The Securities and Exchange Commission (SEC) and the stock exchanges require that all listed companies have an audit committee of independent directors to appoint and oversee the work of the company’s auditor who must be registered with the Public Company Accounting Oversight Board (PCAOB). On August 15, 2012 the PCAOB adopted Auditing Standard No. 16 (AU 16), subject to SEC approval, which will apply to audits for fiscal years beginning on or after December 15, 2012. AU 16 will supersede AU sec. 310, Appointment of the Independent Auditor, and AU sec.380, Communication with Audit Committees.

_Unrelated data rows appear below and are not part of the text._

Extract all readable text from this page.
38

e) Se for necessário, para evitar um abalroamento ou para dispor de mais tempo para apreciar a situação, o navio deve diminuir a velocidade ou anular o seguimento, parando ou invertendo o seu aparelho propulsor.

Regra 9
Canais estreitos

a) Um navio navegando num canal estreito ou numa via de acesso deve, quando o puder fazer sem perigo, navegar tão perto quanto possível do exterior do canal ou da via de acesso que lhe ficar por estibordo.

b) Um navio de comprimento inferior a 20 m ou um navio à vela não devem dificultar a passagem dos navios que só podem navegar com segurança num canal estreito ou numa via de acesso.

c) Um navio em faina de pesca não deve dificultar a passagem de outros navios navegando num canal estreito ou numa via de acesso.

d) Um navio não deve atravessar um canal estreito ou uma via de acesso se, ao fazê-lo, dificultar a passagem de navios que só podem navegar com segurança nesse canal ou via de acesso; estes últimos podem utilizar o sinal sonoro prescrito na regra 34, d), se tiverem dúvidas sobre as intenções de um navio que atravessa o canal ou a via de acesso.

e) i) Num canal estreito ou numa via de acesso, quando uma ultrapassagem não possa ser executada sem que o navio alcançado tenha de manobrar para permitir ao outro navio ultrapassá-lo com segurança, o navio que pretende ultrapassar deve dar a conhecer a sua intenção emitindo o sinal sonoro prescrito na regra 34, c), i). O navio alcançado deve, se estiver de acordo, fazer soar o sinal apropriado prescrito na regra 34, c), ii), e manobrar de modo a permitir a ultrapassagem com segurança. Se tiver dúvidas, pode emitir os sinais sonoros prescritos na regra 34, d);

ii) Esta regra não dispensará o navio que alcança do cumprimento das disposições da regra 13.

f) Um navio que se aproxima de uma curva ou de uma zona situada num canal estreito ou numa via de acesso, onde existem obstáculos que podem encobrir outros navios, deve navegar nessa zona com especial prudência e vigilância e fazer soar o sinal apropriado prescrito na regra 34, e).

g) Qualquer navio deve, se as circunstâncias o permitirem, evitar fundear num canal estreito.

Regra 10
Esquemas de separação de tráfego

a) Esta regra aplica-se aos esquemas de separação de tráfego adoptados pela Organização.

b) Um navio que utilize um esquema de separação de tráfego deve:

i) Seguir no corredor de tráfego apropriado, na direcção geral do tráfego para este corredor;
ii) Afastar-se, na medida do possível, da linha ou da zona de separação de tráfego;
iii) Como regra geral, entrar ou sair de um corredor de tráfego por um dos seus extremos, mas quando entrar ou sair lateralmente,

AU 16 requires the auditor to communicate to the audit committee its responsibilities in conducting the audit and the terms of the audit engagement. The auditor is to obtain information from the audit committee relevant to the audit, and to inform the audit committee of its overall strategy and timing to conduct the audit. The auditor is also required to provide the audit committee with timely observations arising from the audit that are significant to the financial reporting process. AU 16 does not preclude auditors from providing additional information to the audit committee.
AU 16 requires that the company’s auditor report to the audit committee the following specified items:
Terms of the Audit:
The auditor is to establish an understanding of the terms of the audit engagement. This includes:
- the objective of the audit
- the responsibilities of the auditor
- the responsibilities of management
The terms of engagement must be documented in an engagement letter executed on behalf of the company
Obtain Information and Communicate the Audit Strategy
The auditor is to obtain information from the audit committee relevant to the audit, including, among others, if the committee is aware of any violations or possible violations of law by the company. The auditor is to advise the committee of its audit strategy and any significant risks identified during the auditor’s risk assessment procedures. The strategy includes the timing of the audit, the roles, responsibilities and location of firms participating in the audit and any planned use of the internal audit functions in auditing the company’s internal controls over financial reporting. If there are any significant changes to the planned strategy or significant risks not initially identified, the auditor is to report these to the audit committee and the reasons for such changes.
Results of the Audit
Before issuing its final report, the auditor is to report to the audit committee regarding matters that arise during the audit. These include:
- the company's critical accounting policies, practices and estimates
- critical accounting estimates
- significant unusual transactions not in the ordinary course of business or that otherwise appear to be unusual and the auditor's understanding of the business rationale for those transactions
- the auditor's evaluation of the quality of the company’s financial reporting
- the auditor's evaluation of the company's ability to continue as a going concern
- any difficulties the auditor encountered during the audit, such as significant delays by management or unreasonably brief time to complete the audit
Difficult or Contentious Matters for the Auditor Consulted
The auditor must report to the audit committee matters that are difficult or contentious for which the auditor consulted with personnel outside the engagement team and that are relevant to the audit committee’s oversight of the financial reporting process.
Disagreements with Management
The auditor must communicate to the audit committee disagreements with management about matters, whether or not satisfactorily resolved, that individually or in the aggregate could be significant to the company’s financial statements or the auditor’s report.
The auditor should communicate to the audit committee other matters arising from the audit that are significant to the oversight of the company’s financial reporting process.
Form and Documentation of Communications
The communications to the audit committee required by AU 16, other than the engagement letter, may be made orally or in writing. The auditor must retain in its work papers documentation of all oral communications. The engagement letter, by its terms, must be in writing.
All required communications must be made on a timely basis, and, in any event, before issuance of the auditor’s report. If in order that a communication be made in a timely manner during the audit, the auditor may report only to the audit committee chair.
JOBS Act Impact
The Jumpstart Our Business Startups Act requires that pronouncements of the PCAOB do not apply to emerging growth companies unless the SEC determines that to do so is in the public interest and necessary to protect the public. In announcing AU 16, the PCAOB said it would ask the SEC to make it applicable to emerging growth companies.